Como muchos otros naturalistas, Hauptmann evolucionó hacia el drama poético y simbolista. Lo mismo le ocurría a Wedekind, que de actor pasó a consagrarse a la escritura dramática. Su naturalismo se vio pronto teñido de una extraña y amarga simbología, que exigía puestas en escena cuyo atrevimiento chocaba muchas veces con la sensibilidad del público de su época: ambientes marginales y depravados, personajes asociales, prostitutas, criminales, lesbianas; todo ello con los lenguajes propios de tales personajes y ambientes. Lo cual le hará engrosar pronto las listas de los repertorios expresionistas. A Wedekind debe el teatro ese tipo turbio, sincero, morbosamente atractivo, llamado Lulú, que encontramos en dos de sus mejores creaciones: Gnomo (1895) y La caja de Pandora (1902).


7. EL REALISMO RUSO. STANISLAVSKI
En San Petersburgo, un joven entusiasmado por el teatro desde su infancia contempló admirado a los Meininger en su gira por Rusia. Su nombre era Constantin Stanislavski (1863-1938). Sus padres construyeron para él dos teatros: uno en sus propiedades del campo y otro en su casa de Moscú. Todo fue teatro en la vida de Stanislavski. Los Meininger, a los que citará con frecuencia a lo largo de su vida, le enseñaron cómo la verdad del poeta, del dramaturgo, puede convertirse en la verdad hecha vida por los actores.

En Rusia, el terreno estaba abonado cuando los Meininger aparecieron en su gira. El teatro realista ruso hunde sus raíces en el teatro de siervos, que cubre el último tercio del siglo XVIII y la primera mitad del XIX. Catalina II hizo que la nobleza fuera no sólo propietaria de las tierras, sino también de los campesinos que las trabajaban. Emulando a los reyes europeos, los grandes señores rusos organizaron sus propias cortes ilustradas, en las que el teatro constituyó un tipo de ocio frecuente.

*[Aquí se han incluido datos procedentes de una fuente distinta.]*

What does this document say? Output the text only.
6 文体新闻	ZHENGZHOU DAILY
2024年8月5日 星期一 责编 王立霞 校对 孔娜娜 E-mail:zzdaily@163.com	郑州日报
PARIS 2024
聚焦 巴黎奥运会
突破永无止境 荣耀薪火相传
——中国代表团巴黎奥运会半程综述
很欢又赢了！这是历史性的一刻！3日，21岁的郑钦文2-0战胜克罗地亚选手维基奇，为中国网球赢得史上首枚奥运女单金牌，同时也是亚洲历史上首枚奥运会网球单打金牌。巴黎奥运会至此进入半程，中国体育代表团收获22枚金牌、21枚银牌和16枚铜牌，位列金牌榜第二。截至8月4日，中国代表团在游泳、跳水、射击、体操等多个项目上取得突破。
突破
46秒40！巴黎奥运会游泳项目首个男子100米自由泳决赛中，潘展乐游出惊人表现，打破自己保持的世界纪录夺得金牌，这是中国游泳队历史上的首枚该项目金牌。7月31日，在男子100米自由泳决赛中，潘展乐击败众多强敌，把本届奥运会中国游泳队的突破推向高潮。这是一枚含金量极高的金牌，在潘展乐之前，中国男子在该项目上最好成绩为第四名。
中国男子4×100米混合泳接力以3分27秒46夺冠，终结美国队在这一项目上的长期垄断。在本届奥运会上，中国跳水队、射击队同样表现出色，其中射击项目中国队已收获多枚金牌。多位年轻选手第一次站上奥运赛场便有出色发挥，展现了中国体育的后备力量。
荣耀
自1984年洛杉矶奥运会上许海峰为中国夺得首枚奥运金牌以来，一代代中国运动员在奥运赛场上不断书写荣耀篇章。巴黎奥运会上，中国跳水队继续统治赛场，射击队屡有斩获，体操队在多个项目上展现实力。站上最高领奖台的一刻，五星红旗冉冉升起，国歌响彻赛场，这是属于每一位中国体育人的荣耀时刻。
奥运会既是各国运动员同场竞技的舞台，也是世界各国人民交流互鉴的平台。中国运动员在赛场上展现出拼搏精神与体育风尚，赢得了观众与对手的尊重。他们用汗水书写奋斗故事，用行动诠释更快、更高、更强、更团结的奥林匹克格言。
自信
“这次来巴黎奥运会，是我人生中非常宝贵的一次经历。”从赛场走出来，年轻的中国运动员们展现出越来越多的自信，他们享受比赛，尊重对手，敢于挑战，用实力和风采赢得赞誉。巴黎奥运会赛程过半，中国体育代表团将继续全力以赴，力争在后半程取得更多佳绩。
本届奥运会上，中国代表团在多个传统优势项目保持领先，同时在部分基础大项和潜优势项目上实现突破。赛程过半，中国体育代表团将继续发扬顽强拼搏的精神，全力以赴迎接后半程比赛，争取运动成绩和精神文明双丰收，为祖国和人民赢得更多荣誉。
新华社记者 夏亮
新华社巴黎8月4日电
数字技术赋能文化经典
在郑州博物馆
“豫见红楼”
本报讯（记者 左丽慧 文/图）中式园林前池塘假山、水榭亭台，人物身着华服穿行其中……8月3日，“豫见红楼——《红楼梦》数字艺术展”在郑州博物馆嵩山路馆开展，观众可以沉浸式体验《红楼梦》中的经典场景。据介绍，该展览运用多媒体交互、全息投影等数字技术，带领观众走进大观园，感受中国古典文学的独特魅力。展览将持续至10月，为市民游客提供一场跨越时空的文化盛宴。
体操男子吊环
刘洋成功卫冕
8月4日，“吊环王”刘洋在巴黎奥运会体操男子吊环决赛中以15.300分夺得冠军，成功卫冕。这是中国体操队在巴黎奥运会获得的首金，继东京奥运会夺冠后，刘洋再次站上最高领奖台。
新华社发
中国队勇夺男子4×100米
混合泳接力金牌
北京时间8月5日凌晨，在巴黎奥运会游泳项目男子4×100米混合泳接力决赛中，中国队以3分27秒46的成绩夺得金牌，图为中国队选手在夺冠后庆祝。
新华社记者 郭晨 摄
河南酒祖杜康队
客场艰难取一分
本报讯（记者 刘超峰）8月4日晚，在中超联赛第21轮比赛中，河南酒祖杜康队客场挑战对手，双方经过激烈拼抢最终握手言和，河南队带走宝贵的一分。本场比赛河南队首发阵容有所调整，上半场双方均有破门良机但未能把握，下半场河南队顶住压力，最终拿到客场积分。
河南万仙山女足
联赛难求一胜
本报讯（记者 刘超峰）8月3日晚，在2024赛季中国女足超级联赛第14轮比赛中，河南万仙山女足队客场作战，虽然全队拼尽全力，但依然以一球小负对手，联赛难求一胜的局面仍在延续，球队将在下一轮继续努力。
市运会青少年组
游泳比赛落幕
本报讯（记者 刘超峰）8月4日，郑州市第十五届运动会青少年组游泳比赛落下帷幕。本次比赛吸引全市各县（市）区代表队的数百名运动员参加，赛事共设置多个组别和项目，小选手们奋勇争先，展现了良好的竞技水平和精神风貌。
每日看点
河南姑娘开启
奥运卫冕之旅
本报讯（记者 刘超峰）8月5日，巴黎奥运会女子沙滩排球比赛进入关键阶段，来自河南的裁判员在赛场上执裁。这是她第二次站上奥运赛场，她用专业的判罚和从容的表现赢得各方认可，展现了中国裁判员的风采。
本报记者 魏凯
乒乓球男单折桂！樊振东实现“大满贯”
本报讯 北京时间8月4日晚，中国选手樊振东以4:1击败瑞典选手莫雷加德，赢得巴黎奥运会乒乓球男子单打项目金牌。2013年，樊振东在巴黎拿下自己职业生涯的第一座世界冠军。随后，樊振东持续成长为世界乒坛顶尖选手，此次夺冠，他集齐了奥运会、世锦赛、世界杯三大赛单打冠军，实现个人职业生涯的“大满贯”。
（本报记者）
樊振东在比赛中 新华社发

Cuando en 1861 fue abolido este régimen de servidumbre, Rusia se encontró con un elenco impresionante de actores, bailarines, músicos y pintores provenientes de la servidumbre. Estos actores-siervos, a los que se les había dado instrucción y que habían representado particularmente el repertorio francés -de Moliére al vodevil-, comprendieron la necesidad de crear un teatro más conectado con la realidad rusa, que alguien ha descrito como drama sin las cofias ni los delantales de las criadas francesas. Durante mucho tiempo, los grandes actores eran siervos: la Semenova, Matchalov, Chtchepine...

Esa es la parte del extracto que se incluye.